Happiness is simple.
yarnmamma Posted - Aug 20 2009 : 1:33:33 PM
We used to make jokes when I was in high school (the 60s) about putting kleenex in your bra for padding and then he only found out on your wedding night. (that's the generation when girls stayed virgins..lol)

ummm what does that have to do with being a farmgirl? Maybe it's just about growing up in the 60s. LOL

Linda in Scranton, PA

"I dare you to scare yourself with how beautiful you are."

Rob Brezsny from http://freewillastrology.com/home.shtml
yarnmamma Posted - Aug 20 2009 : 1:29:11 PM
yes, that makes perfect sense to me!

Linda in Scranton, PA

"I dare you to scare yourself with how beautiful you are."

Rob Brezsny from http://freewillastrology.com/home.shtml
HeatherAnn Posted - Aug 20 2009 : 1:22:38 PM
ok, just one more:

you might be a farmgirl if you wore make up for the first time to impress the boys at your 4-H meeting

Heather Ann
Apartment Farmgirl

"You got to look at all the good on one side and all the bad on the other and say 'Well, alright then.'" - Aunt Eller, Oklahoma

www.plumblossomknits.etsy.com
HeatherAnn Posted - Aug 20 2009 : 1:02:27 PM
this one was my mother:
...if you wake up to your herd making all together too much noise, run outside in your slippers and nighty, and walk the stray horse you find out there around the block and into your yard while the neighborhood dogs wake up all the neighbors who glare at you wondering why you are taking your horse for a walk. and then, around 3am, wake up your ten year old little girl to tell you you got her a present.

you might be a farmgirl if you missed your first day of your senior year because your horse died

you might be a farmgirl if you have a duck that thinks your his mother and follows you EVERYWHERE

you might be a farmgirl if you remember the day hauling hay bales got a lot easier because you finally weighed more than the 110 pounds that they weighed.

you might be a farmgirl if you have to use more than all your fingers to count out the many uses of hay bailing twine

you might be a farmgirl if your yard has a fondly remembered spot dedicated to 'pet cemetary' and you've never once been afraid of it

you might be a farmgirl if you've ever fished a floating rat out of a water tub

you might be a farmgirl if you'd rather sit outside and watch your animals and all their peyton place type drama than sit inside and watch tv

you might be a farmgirl if you are starting to completely run out of names for your animals

you might be a farmgirl if you step in something wet, hop on one foot over to the kitchen sink, put your foot in there and wash it off, only to remember that you dropped an ice cube on the floor a bit ago and no, this time, no one had an accident on your floor.

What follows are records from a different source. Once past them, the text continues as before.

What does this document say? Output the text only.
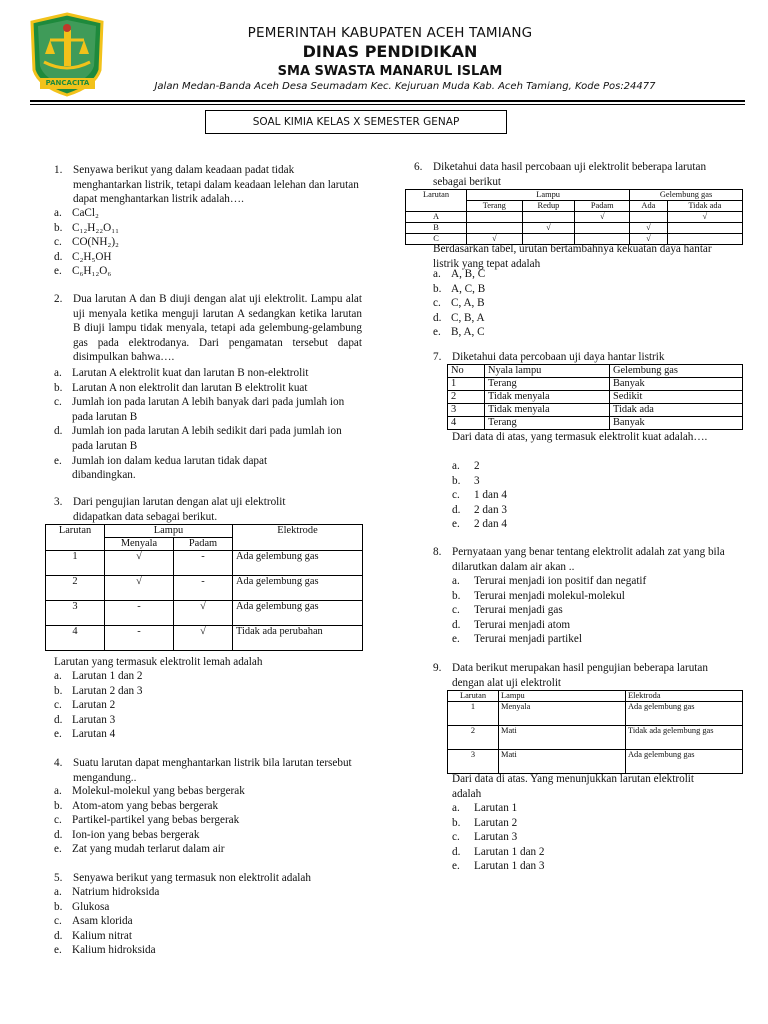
PANCACITA
PEMERINTAH KABUPATEN ACEH TAMIANG
DINAS PENDIDIKAN
SMA SWASTA MANARUL ISLAM
Jalan Medan-Banda Aceh Desa Seumadam Kec. Kejuruan Muda Kab. Aceh Tamiang, Kode Pos:24477
SOAL KIMIA KELAS X SEMESTER GENAP
1. Senyawa berikut yang dalam keadaan padat tidak menghantarkan listrik, tetapi dalam keadaan lelehan dan larutan dapat menghantarkan listrik adalah….
a. CaCl₂
b. C₁₂H₂₂O₁₁
c. CO(NH₂)₂
d. C₂H₅OH
e. C₆H₁₂O₆
2. Dua larutan A dan B diuji dengan alat uji elektrolit. Lampu alat uji menyala ketika menguji larutan A sedangkan ketika larutan B diuji lampu tidak menyala, tetapi ada gelembung-gelambung gas pada elektrodanya. Dari pengamatan tersebut dapat disimpulkan bahwa….
a. Larutan A elektrolit kuat dan larutan B non-elektrolit
b. Larutan A non elektrolit dan larutan B elektrolit kuat
c. Jumlah ion pada larutan A lebih banyak dari pada jumlah ion pada larutan B
d. Jumlah ion pada larutan A lebih sedikit dari pada jumlah ion pada larutan B
e. Jumlah ion dalam kedua larutan tidak dapat dibandingkan.
3. Dari pengujian larutan dengan alat uji elektrolit didapatkan data sebagai berikut.
Larutan	Lampu		Elektrode
	Menyala	Padam	
1	√	-	Ada gelembung gas
2	√	-	Ada gelembung gas
3	-	√	Ada gelembung gas
4	-	√	Tidak ada perubahan
Larutan yang termasuk elektrolit lemah adalah
a. Larutan 1 dan 2
b. Larutan 2 dan 3
c. Larutan 2
d. Larutan 3
e. Larutan 4
4. Suatu larutan dapat menghantarkan listrik bila larutan tersebut mengandung..
a. Molekul-molekul yang bebas bergerak
b. Atom-atom yang bebas bergerak
c. Partikel-partikel yang bebas bergerak
d. Ion-ion yang bebas bergerak
e. Zat yang mudah terlarut dalam air
5. Senyawa berikut yang termasuk non elektrolit adalah
a. Natrium hidroksida
b. Glukosa
c. Asam klorida
d. Kalium nitrat
e. Kalium hidroksida
6. Diketahui data hasil percobaan uji elektrolit beberapa larutan sebagai berikut
Larutan	Lampu			Gelembung gas	
	Terang	Redup	Padam	Ada	Tidak ada
A			√		√
B		√		√	
C	√			√	
Berdasarkan tabel, urutan bertambahnya kekuatan daya hantar listrik yang tepat adalah
a. A, B, C
b. A, C, B
c. C, A, B
d. C, B, A
e. B, A, C
7. Diketahui data percobaan uji daya hantar listrik
No	Nyala lampu	Gelembung gas
1	Terang	Banyak
2	Tidak menyala	Sedikit
3	Tidak menyala	Tidak ada
4	Terang	Banyak
Dari data di atas, yang termasuk elektrolit kuat adalah….
a. 2
b. 3
c. 1 dan 4
d. 2 dan 3
e. 2 dan 4
8. Pernyataan yang benar tentang elektrolit adalah zat yang bila dilarutkan dalam air akan ..
a. Terurai menjadi ion positif dan negatif
b. Terurai menjadi molekul-molekul
c. Terurai menjadi gas
d. Terurai menjadi atom
e. Terurai menjadi partikel
9. Data berikut merupakan hasil pengujian beberapa larutan dengan alat uji elektrolit
Larutan	Lampu	Elektroda
1	Menyala	Ada gelembung gas
2	Mati	Tidak ada gelembung gas
3	Mati	Ada gelembung gas
Dari data di atas. Yang menunjukkan larutan elektrolit adalah
a. Larutan 1
b. Larutan 2
c. Larutan 3
d. Larutan 1 dan 2
e. Larutan 1 dan 3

you might be a farmgirl if you get a hankering for new clothes, make yourself a shirt in the few hours the kids are taking their naps, and your DH comes home and gets all excited about how good your new shirt looks with that apron

you might be a farmgirl if your feet have never been able to fit nicely in womens shoes because you've spent so much of your life barefoot

you might be a farmgirl if you compare smells in the city to "horny goat" and "septic tank"

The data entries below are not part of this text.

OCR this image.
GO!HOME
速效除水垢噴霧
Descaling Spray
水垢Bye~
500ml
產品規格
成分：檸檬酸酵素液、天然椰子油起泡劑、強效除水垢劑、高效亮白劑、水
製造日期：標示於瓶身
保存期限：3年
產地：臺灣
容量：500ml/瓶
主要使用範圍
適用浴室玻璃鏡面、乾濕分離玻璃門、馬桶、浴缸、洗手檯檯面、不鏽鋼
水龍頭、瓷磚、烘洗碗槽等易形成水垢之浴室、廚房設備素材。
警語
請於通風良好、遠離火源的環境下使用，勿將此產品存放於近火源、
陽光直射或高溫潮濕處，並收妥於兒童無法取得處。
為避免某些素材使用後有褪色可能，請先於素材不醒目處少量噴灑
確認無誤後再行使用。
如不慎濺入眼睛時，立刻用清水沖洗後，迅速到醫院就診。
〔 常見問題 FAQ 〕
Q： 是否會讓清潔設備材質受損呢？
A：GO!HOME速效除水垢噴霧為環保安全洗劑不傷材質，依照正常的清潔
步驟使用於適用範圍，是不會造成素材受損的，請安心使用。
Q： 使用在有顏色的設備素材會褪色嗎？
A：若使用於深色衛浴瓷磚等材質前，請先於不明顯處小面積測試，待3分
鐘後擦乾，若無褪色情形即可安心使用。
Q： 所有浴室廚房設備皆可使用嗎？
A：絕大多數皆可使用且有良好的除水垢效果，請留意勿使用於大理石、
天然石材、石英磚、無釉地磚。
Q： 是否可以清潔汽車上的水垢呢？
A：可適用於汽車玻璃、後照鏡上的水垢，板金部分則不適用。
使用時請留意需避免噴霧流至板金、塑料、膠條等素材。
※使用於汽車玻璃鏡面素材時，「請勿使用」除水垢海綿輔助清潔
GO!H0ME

you might be a farmgirl if you can mimic the sounds of goats, cats, chickens, and donkeys and they will answer you and that this makes you so proud that you'll demonstrate at parties

ok. i gotta stop. seriously. so much fun!

Heather Ann
Apartment Farmgirl

"You got to look at all the good on one side and all the bad on the other and say 'Well, alright then.'" - Aunt Eller, Oklahoma

www.plumblossomknits.etsy.com
Faransgirl Posted - Aug 19 2009 : 7:46:16 PM
YMBAFI your shorts have horse treat crumbs in the pockets.
YMBAFI the technical support guy you can to help with your computer asks "Is that a horses eye on your desktop"
YMBAFI your kitchen curtains are actually half aprons with curtain rods through the waistband.

Farmgirl Sister 572

May the force of the horse be with you.